Parece muito simples reduzir as gramáticas, sejam do português ou de outros idiomas, a um conjunto de regras inventadas que devem ser seguidas por aqueles que querem falar e escrever corretamente. Ao contrário do que muitos pensam, as gramáticas não foram inventadas.

A primeira gramática de que se tem notícia foi feita para o sânscrito pelo gramático indiano Pāṇini,  que viveu entre 520 e 460 a.C.  Abordava aspectos morfológicos e fonológicos da língua, além de raízes verbais e nominais. De lá para cá, a gramática passou a ser usada como registro formal das línguas, servindo de guia tanto para falantes quanto estudantes.

No caso do português, o primeiro registro data de 1.536, com a Grammatica da lingoagem portuguesa, de Fernão de Oliveira. Atualmente, são encontradas nas livrarias inúmeras gramáticas formais (aquelas baseadas na norma culta do português), embora não haja entre elas grandes diferenças. Da mesma forma que Pāṇini e Fernão de Oliveira, os gramáticos de hoje sistematizam o uso da língua formal, estabelecendo padrões e formas de uso para a língua, falada e escrita.

A questão é: por que a língua da gramática do português é tão distante daquela que falamos? Porque nós, que a falamos, somos muitos. Para ser mais exato, 191 milhões, espalhados por regiões que desenvolveram variações da língua, incluíndo-se aí vocabulário próprio, pronúncia, diferentes usos, além da influência de outras línguas. Imagine dar conta de tudo isso em um livro? É por isso que, para se fazer uma gramática, não importa a língua, é necessário estabelecer um padrão, geralmente baseado no uso feito por um grupo ou classe dominante, mas essa é uma discussão que não cabe a esse post.

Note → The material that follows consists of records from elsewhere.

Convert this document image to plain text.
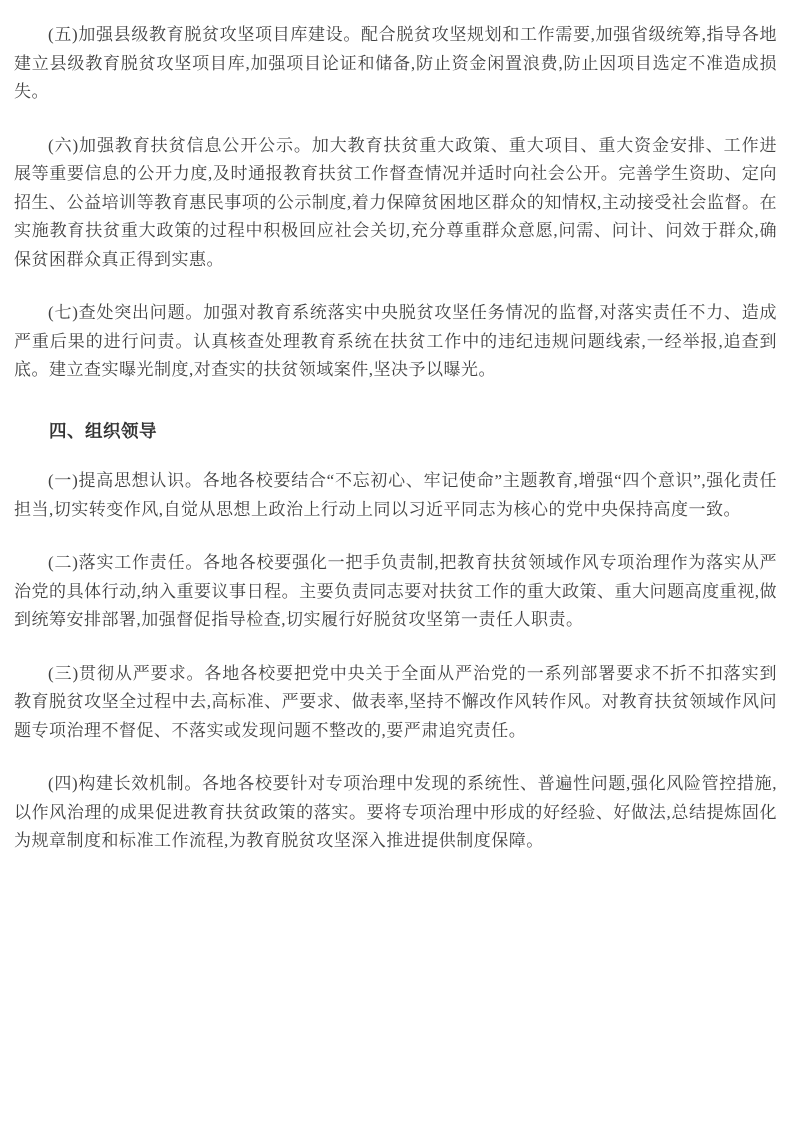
(五)加强县级教育脱贫攻坚项目库建设。配合脱贫攻坚规划和工作需要,加强省级统筹,指导各地建立县级教育脱贫攻坚项目库,加强项目论证和储备,防止资金闲置浪费,防止因项目选定不准造成损失。

(六)加强教育扶贫信息公开公示。加大教育扶贫重大政策、重大项目、重大资金安排、工作进展等重要信息的公开力度,及时通报教育扶贫工作督查情况并适时向社会公开。完善学生资助、定向招生、公益培训等教育惠民事项的公示制度,着力保障贫困地区群众的知情权,主动接受社会监督。在实施教育扶贫重大政策的过程中积极回应社会关切,充分尊重群众意愿,问需、问计、问效于群众,确保贫困群众真正得到实惠。

(七)查处突出问题。加强对教育系统落实中央脱贫攻坚任务情况的监督,对落实责任不力、造成严重后果的进行问责。认真核查处理教育系统在扶贫工作中的违纪违规问题线索,一经举报,追查到底。建立查实曝光制度,对查实的扶贫领域案件,坚决予以曝光。

四、组织领导

(一)提高思想认识。各地各校要结合“不忘初心、牢记使命”主题教育,增强“四个意识”,强化责任担当,切实转变作风,自觉从思想上政治上行动上同以习近平同志为核心的党中央保持高度一致。

(二)落实工作责任。各地各校要强化一把手负责制,把教育扶贫领域作风专项治理作为落实从严治党的具体行动,纳入重要议事日程。主要负责同志要对扶贫工作的重大政策、重大问题高度重视,做到统筹安排部署,加强督促指导检查,切实履行好脱贫攻坚第一责任人职责。

(三)贯彻从严要求。各地各校要把党中央关于全面从严治党的一系列部署要求不折不扣落实到教育脱贫攻坚全过程中去,高标准、严要求、做表率,坚持不懈改作风转作风。对教育扶贫领域作风问题专项治理不督促、不落实或发现问题不整改的,要严肃追究责任。

(四)构建长效机制。各地各校要针对专项治理中发现的系统性、普遍性问题,强化风险管控措施,以作风治理的成果促进教育扶贫政策的落实。要将专项治理中形成的好经验、好做法,总结提炼固化为规章制度和标准工作流程,为教育脱贫攻坚深入推进提供制度保障。
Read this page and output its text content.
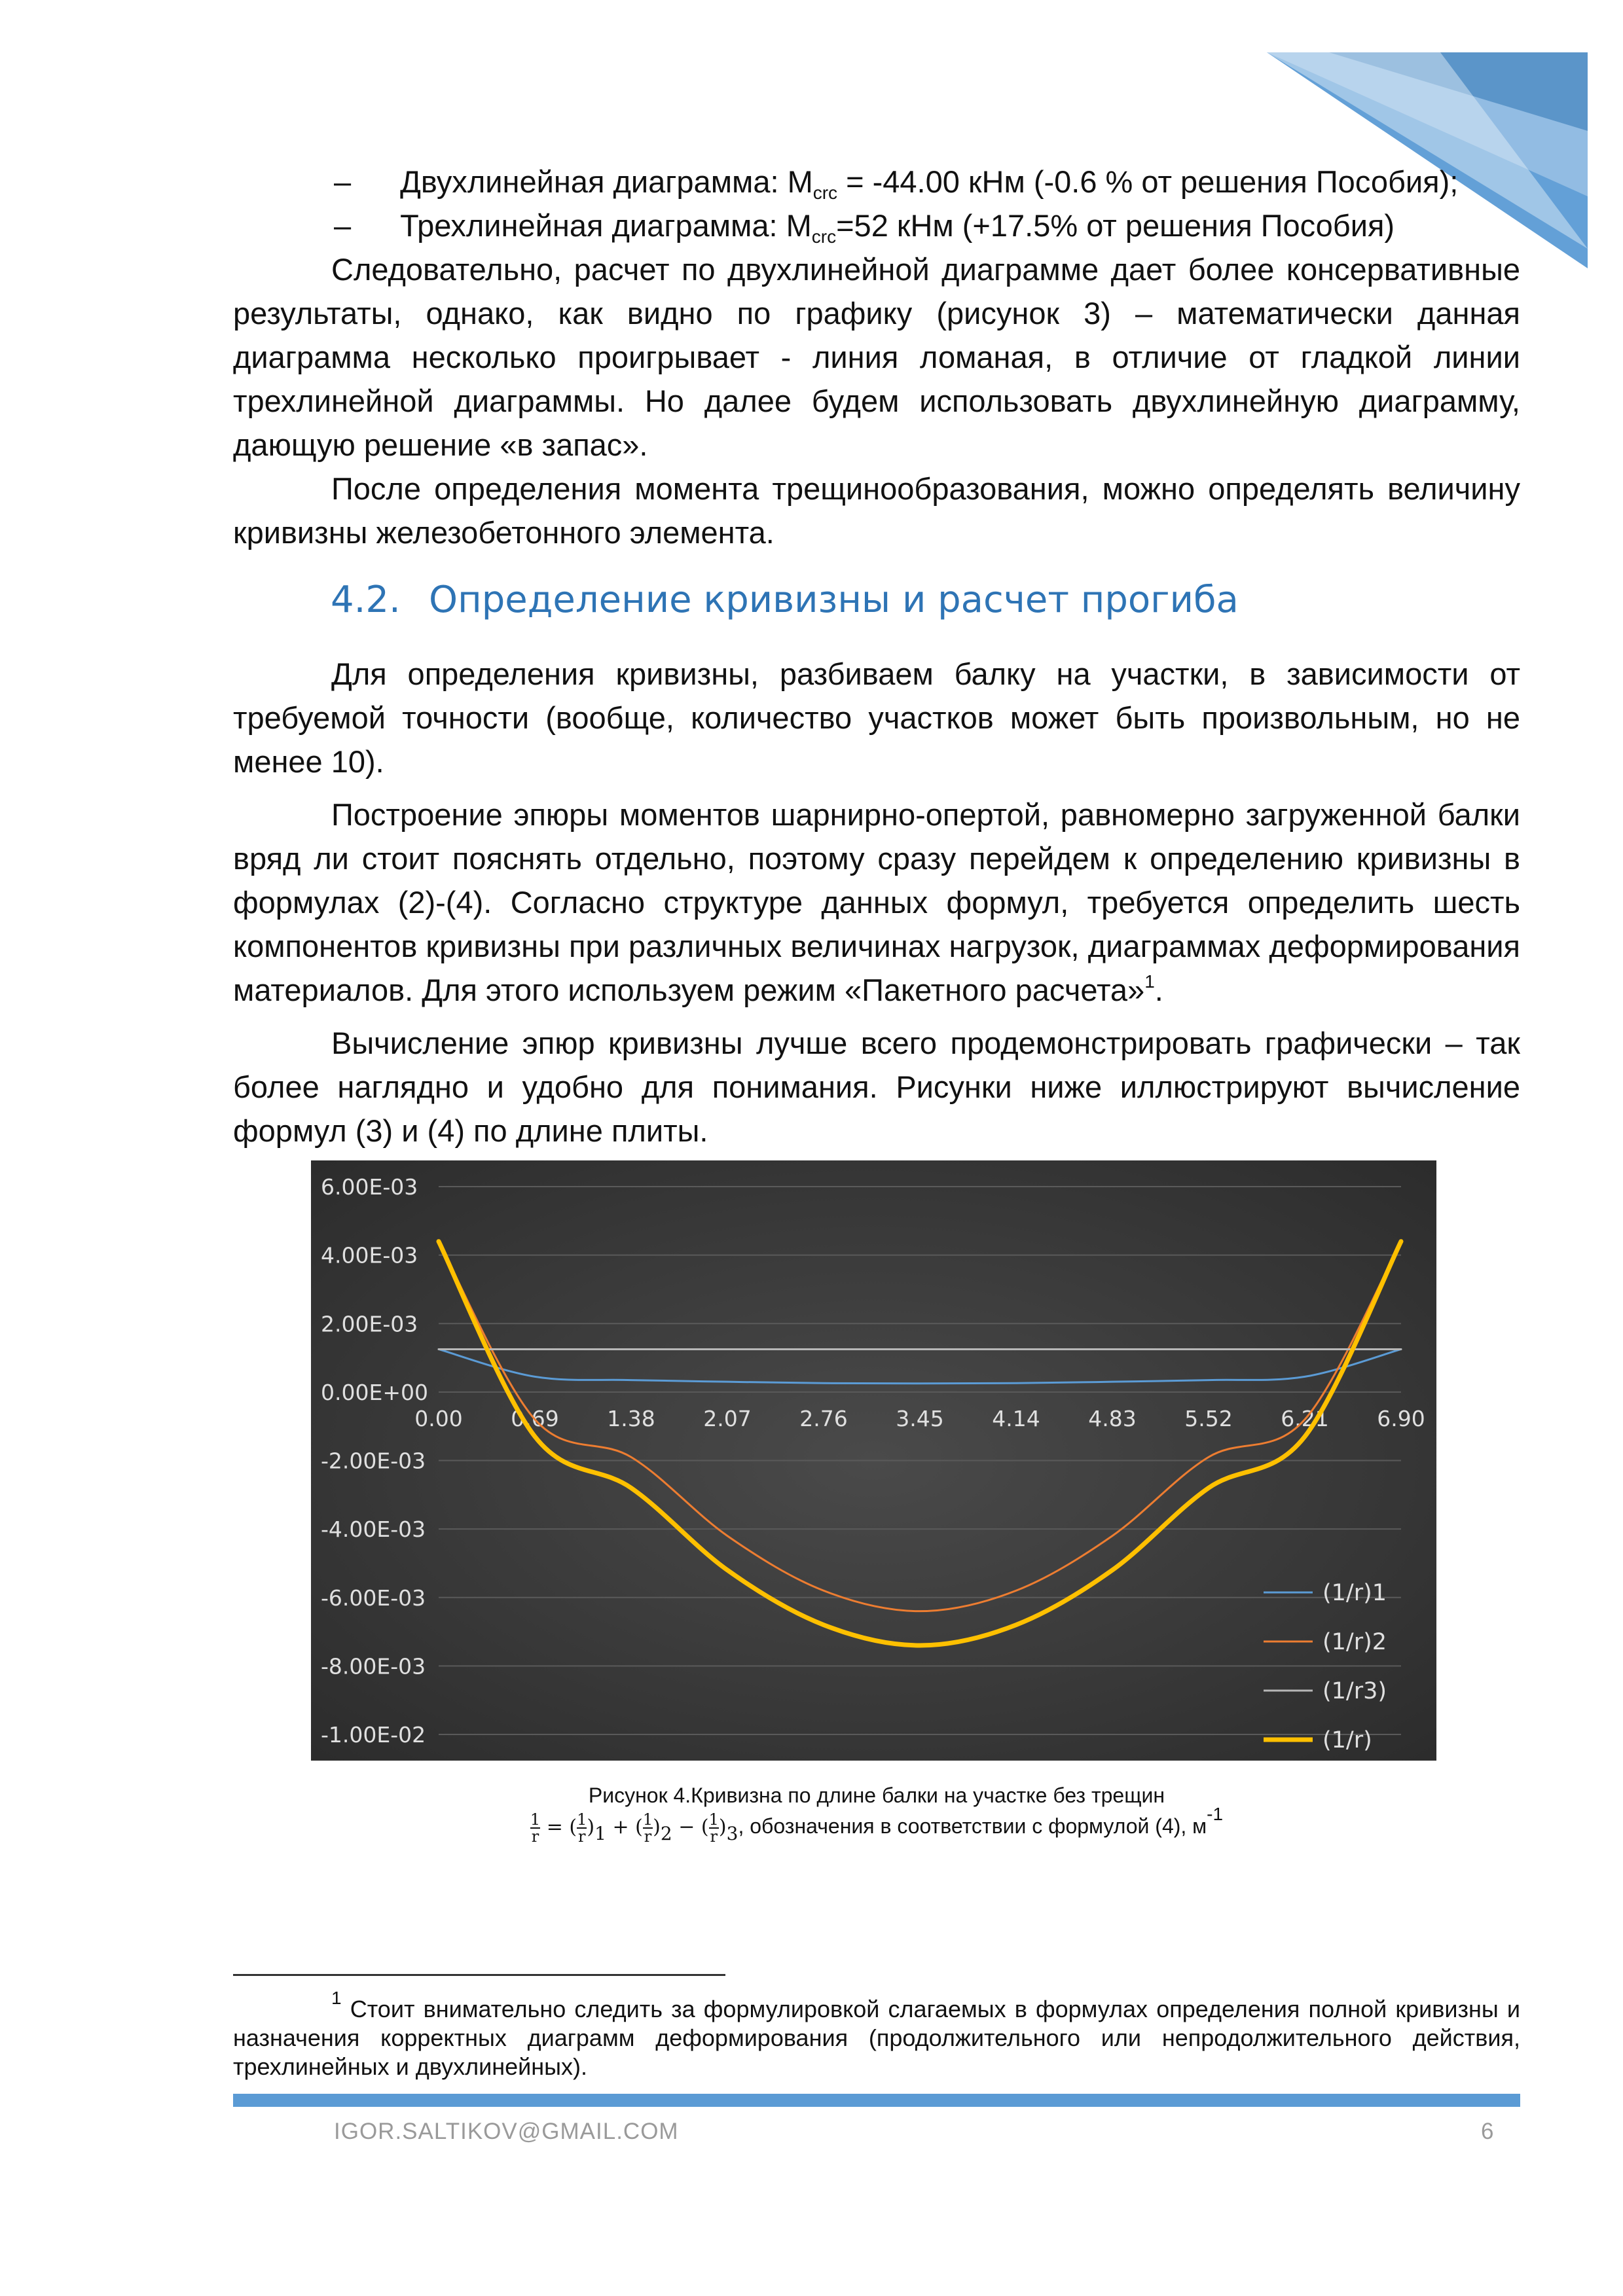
– Двухлинейная диаграмма: $M_{crc} = -44.00$ кНм (-0.6 % от решения Пособия);

– Трехлинейная диаграмма: $M_{crc}=52$ кНм (+17.5% от решения Пособия)

Следовательно, расчет по двухлинейной диаграмме дает более консервативные результаты, однако, как видно по графику (рисунок 3) – математически данная диаграмма несколько проигрывает - линия ломаная, в отличие от гладкой линии трехлинейной диаграммы. Но далее будем использовать двухлинейную диаграмму, дающую решение «в запас».

После определения момента трещинообразования, можно определять величину кривизны железобетонного элемента.

4.2. Определение кривизны и расчет прогиба

Для определения кривизны, разбиваем балку на участки, в зависимости от требуемой точности (вообще, количество участков может быть произвольным, но не менее 10).

Построение эпюры моментов шарнирно-опертой, равномерно загруженной балки вряд ли стоит пояснять отдельно, поэтому сразу перейдем к определению кривизны в формулах (2)-(4). Согласно структуре данных формул, требуется определить шесть компонентов кривизны при различных величинах нагрузок, диаграммах деформирования материалов. Для этого используем режим «Пакетного расчета»$^1$.

Вычисление эпюр кривизны лучше всего продемонстрировать графически – так более наглядно и удобно для понимания. Рисунки ниже иллюстрируют вычисление формул (3) и (4) по длине плиты.

6.00E-03
4.00E-03
2.00E-03
0.00E+00
-2.00E-03
-4.00E-03
-6.00E-03
-8.00E-03
-1.00E-02
0.00 0.69 1.38 2.07 2.76 3.45 4.14 4.83 5.52 6.21 6.90
(1/r)1
(1/r)2
(1/r3)
(1/r)
Рисунок 4.Кривизна по длине балки на участке без трещин
$\frac{1}{r}$ = ( $\frac{1}{r} )_1$ + ( $\frac{1}{r} )_2$ − ( $\frac{1}{r} )_3$, обозначения в соответствии с формулой (4), $м^{-1}$

$^1$ Стоит внимательно следить за формулировкой слагаемых в формулах определения полной кривизны и назначения корректных диаграмм деформирования (продолжительного или непродолжительного действия, трехлинейных и двухлинейных).

IGOR.SALTIKOV@GMAIL.COM	6
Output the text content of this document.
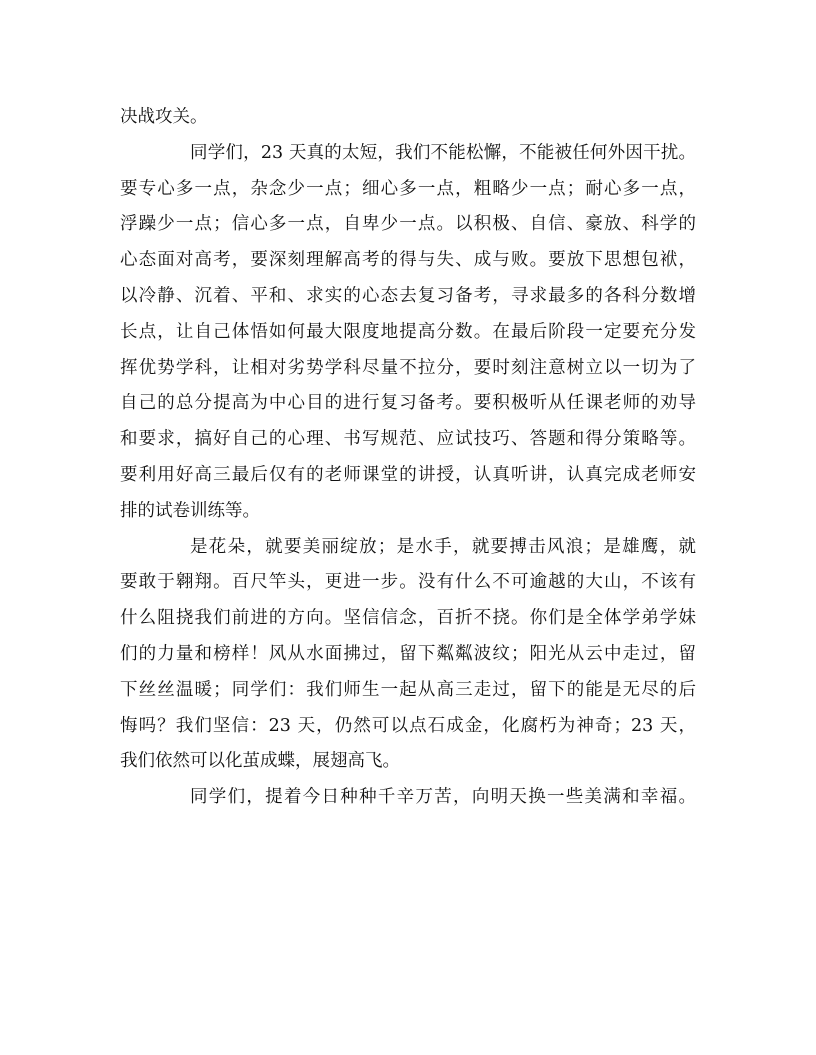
决战攻关。
同学们，23 天真的太短，我们不能松懈，不能被任何外因干扰。
要专心多一点，杂念少一点；细心多一点，粗略少一点；耐心多一点，
浮躁少一点；信心多一点，自卑少一点。以积极、自信、豪放、科学的
心态面对高考，要深刻理解高考的得与失、成与败。要放下思想包袱，
以冷静、沉着、平和、求实的心态去复习备考，寻求最多的各科分数增
长点，让自己体悟如何最大限度地提高分数。在最后阶段一定要充分发
挥优势学科，让相对劣势学科尽量不拉分，要时刻注意树立以一切为了
自己的总分提高为中心目的进行复习备考。要积极听从任课老师的劝导
和要求，搞好自己的心理、书写规范、应试技巧、答题和得分策略等。
要利用好高三最后仅有的老师课堂的讲授，认真听讲，认真完成老师安
排的试卷训练等。
是花朵，就要美丽绽放；是水手，就要搏击风浪；是雄鹰，就
要敢于翱翔。百尺竿头，更进一步。没有什么不可逾越的大山，不该有
什么阻挠我们前进的方向。坚信信念，百折不挠。你们是全体学弟学妹
们的力量和榜样！风从水面拂过，留下粼粼波纹；阳光从云中走过，留
下丝丝温暖；同学们：我们师生一起从高三走过，留下的能是无尽的后
悔吗？我们坚信：23 天，仍然可以点石成金，化腐朽为神奇；23 天，
我们依然可以化茧成蝶，展翅高飞。
同学们，提着今日种种千辛万苦，向明天换一些美满和幸福。
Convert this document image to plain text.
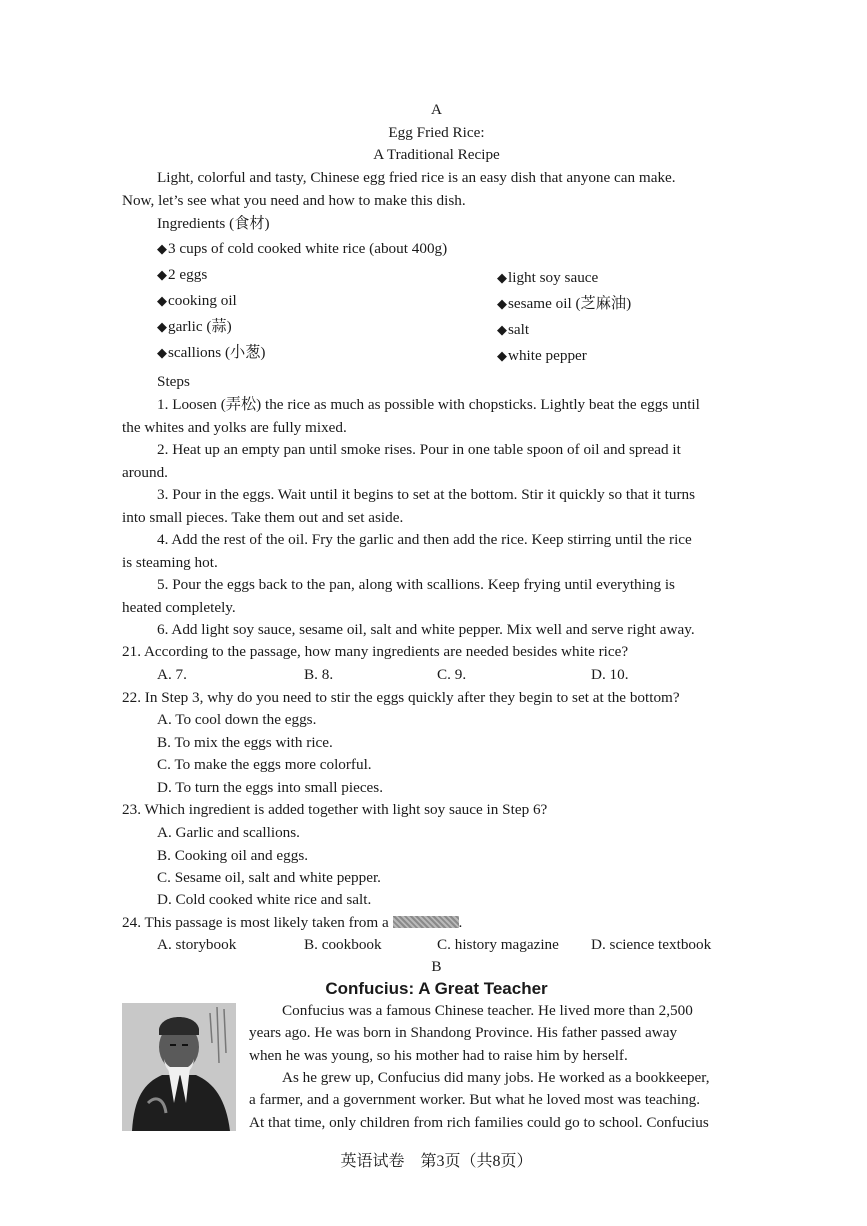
A
Egg Fried Rice:
A Traditional Recipe
Light, colorful and tasty, Chinese egg fried rice is an easy dish that anyone can make.
Now, let’s see what you need and how to make this dish.
Ingredients (食材)
◆ 3 cups of cold cooked white rice (about 400g)
◆ 2 eggs
◆ cooking oil
◆ garlic (蒜)
◆ scallions (小葱)
◆ light soy sauce
◆ sesame oil (芝麻油)
◆ salt
◆ white pepper
Steps
1. Loosen (弄松) the rice as much as possible with chopsticks. Lightly beat the eggs until
the whites and yolks are fully mixed.
2. Heat up an empty pan until smoke rises. Pour in one table spoon of oil and spread it
around.
3. Pour in the eggs. Wait until it begins to set at the bottom. Stir it quickly so that it turns
into small pieces. Take them out and set aside.
4. Add the rest of the oil. Fry the garlic and then add the rice. Keep stirring until the rice
is steaming hot.
5. Pour the eggs back to the pan, along with scallions. Keep frying until everything is
heated completely.
6. Add light soy sauce, sesame oil, salt and white pepper. Mix well and serve right away.
21. According to the passage, how many ingredients are needed besides white rice?
A. 7.	B. 8.	C. 9.	D. 10.
22. In Step 3, why do you need to stir the eggs quickly after they begin to set at the bottom?
A. To cool down the eggs.
B. To mix the eggs with rice.
C. To make the eggs more colorful.
D. To turn the eggs into small pieces.
23. Which ingredient is added together with light soy sauce in Step 6?
A. Garlic and scallions.
B. Cooking oil and eggs.
C. Sesame oil, salt and white pepper.
D. Cold cooked white rice and salt.
24. This passage is most likely taken from a	.
A. storybook	B. cookbook	C. history magazine D. science textbook
B
Confucius: A Great Teacher
Confucius was a famous Chinese teacher. He lived more than 2,500
years ago. He was born in Shandong Province. His father passed away
when he was young, so his mother had to raise him by herself.
As he grew up, Confucius did many jobs. He worked as a bookkeeper,
a farmer, and a government worker. But what he loved most was teaching.
At that time, only children from rich families could go to school. Confucius
英语试卷　第3页（共8页）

Da mesma forma, a atualização do uso que se faz da língua não é acompanhado de forma satisfatória pelas gramáticas, embora essa questão tenha uma justificativa. Dentre as várias mudanças que vivemos no uso cotidiano de nosso idioma, é difícil estabelecer quais serão mantidos e aqueles que, como a maioria, são temporários. Isso ocorre bastante com estrangeirismos, por exemplo. Não se pode definir se certa palavra será incorporada ao nosso vocabulário ou se será substituída por outra, do próprio português, ou ainda, se deixará de ser usada.

É importante salientar que uma gramática deve sintetizar o uso da língua por seus falantes, e não o contrário. Além disso, a existência de uma gramática permite aos falantes de uma língua (e àqueles que a aprendem) a compreensão de seu funcionamento, além de fornecer o conhecimento necessário para a melhor compreensão de textos, orais e escritos, bem como maior domínio sobre o que ele mesmo fala ou escreve.